Wednesday 14 April 2021 from 5pm to 7:30pm
Film scholar Bruce Isaacs invites us to witness the embedded violence present in Australia’s hostile landscape and its aesthetic realisation in the landmark 1971 film Wake in Fright.
“Wake in Fright is a deeply — and I mean deeply — unsettling and disturbing movie. I saw it when it premiered at Cannes in 1971, and it left me speechless.” - Martin Scorsese
After more than three decades in relative obscurity, Wake in Fright (1971) was rediscovered in 2009 and immediately hailed as a masterpiece of the Australian cinema. Helmed by a Canadian director and filmed entirely in Broken Hill, the film is an intriguing part of the Australian film renaissance of the early 1970s, and yet it is quite unlike any film ever produced in Australia. It’s a familiar story, but what strikes the viewer is the way in which the Australian ‘outback’ mythology comes alive and is contested and rewritten in stunning images of the landscape. This is a deeply unsettling film about Australian masculinity mapped onto the violence imbued in the land, and it remains a caustic reminder of troubled histories that inform our own narratives of the country and its people.

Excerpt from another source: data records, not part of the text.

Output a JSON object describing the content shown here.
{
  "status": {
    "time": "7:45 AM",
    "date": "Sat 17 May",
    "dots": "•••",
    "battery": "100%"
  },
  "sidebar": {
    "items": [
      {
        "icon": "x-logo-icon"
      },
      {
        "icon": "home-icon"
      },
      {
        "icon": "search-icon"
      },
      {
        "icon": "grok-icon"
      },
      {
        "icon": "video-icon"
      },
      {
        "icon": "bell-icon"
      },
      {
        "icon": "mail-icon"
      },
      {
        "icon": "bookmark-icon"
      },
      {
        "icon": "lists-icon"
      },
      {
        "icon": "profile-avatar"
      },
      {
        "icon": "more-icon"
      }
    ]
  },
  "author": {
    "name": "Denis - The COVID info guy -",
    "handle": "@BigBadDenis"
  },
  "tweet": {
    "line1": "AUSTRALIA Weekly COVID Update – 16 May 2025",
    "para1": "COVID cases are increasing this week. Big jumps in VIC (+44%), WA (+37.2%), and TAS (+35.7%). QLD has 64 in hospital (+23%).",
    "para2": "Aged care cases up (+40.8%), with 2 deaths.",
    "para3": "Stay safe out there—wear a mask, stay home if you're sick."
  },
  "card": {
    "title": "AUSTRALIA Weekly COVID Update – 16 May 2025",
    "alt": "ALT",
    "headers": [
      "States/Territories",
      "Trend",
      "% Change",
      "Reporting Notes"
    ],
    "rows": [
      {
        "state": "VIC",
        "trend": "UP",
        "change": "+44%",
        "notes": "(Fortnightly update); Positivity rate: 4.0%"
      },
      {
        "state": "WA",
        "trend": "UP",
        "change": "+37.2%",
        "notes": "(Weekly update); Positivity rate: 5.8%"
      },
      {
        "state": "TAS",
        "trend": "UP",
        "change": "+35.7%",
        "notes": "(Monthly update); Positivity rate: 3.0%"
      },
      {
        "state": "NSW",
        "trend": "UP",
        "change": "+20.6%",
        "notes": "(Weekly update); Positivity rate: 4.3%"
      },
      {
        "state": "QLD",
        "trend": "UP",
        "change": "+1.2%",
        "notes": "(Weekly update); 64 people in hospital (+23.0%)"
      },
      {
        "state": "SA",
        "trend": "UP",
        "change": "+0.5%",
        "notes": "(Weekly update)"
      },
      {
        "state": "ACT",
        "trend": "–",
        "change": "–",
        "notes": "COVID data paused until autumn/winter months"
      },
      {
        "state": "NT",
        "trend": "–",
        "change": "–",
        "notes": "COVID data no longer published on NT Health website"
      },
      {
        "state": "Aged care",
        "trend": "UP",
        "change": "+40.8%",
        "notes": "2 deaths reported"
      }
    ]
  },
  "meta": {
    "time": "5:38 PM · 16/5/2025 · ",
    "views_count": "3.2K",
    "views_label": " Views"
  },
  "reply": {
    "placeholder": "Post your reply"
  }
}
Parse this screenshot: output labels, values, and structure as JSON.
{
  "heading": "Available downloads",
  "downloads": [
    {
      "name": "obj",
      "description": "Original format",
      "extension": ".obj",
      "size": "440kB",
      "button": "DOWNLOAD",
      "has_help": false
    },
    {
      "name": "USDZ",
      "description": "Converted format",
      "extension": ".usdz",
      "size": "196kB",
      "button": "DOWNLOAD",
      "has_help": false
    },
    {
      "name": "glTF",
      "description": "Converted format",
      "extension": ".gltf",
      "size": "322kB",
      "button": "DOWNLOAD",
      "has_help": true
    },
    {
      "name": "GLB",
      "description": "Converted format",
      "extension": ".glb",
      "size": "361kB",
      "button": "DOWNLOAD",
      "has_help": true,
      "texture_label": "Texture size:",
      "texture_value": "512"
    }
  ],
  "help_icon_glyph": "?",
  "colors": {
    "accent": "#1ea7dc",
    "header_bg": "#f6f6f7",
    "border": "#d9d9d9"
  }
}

Speaker: Associate Professor Bruce Isaacs, Department of Art History, University of Sydney
This event is part of The Living Room Theatre’s Bottled Up Micro-festival curated by Michelle St Anne and Jacques Emery in partnership with the Sydney Environment Institute and City of Sydney. A series of theatrical sound nights, academic panels and artist talks that explore themes of violence against women and the environment.
The Wake in Fright Film Screening addresses themes of the Sunlit Noir, a thematic pillar of the Sites of Violence research project that merges artistic and academic understandings of human and non-human experiences of violence, and the processes, emotions, and meaning that this violence reveals.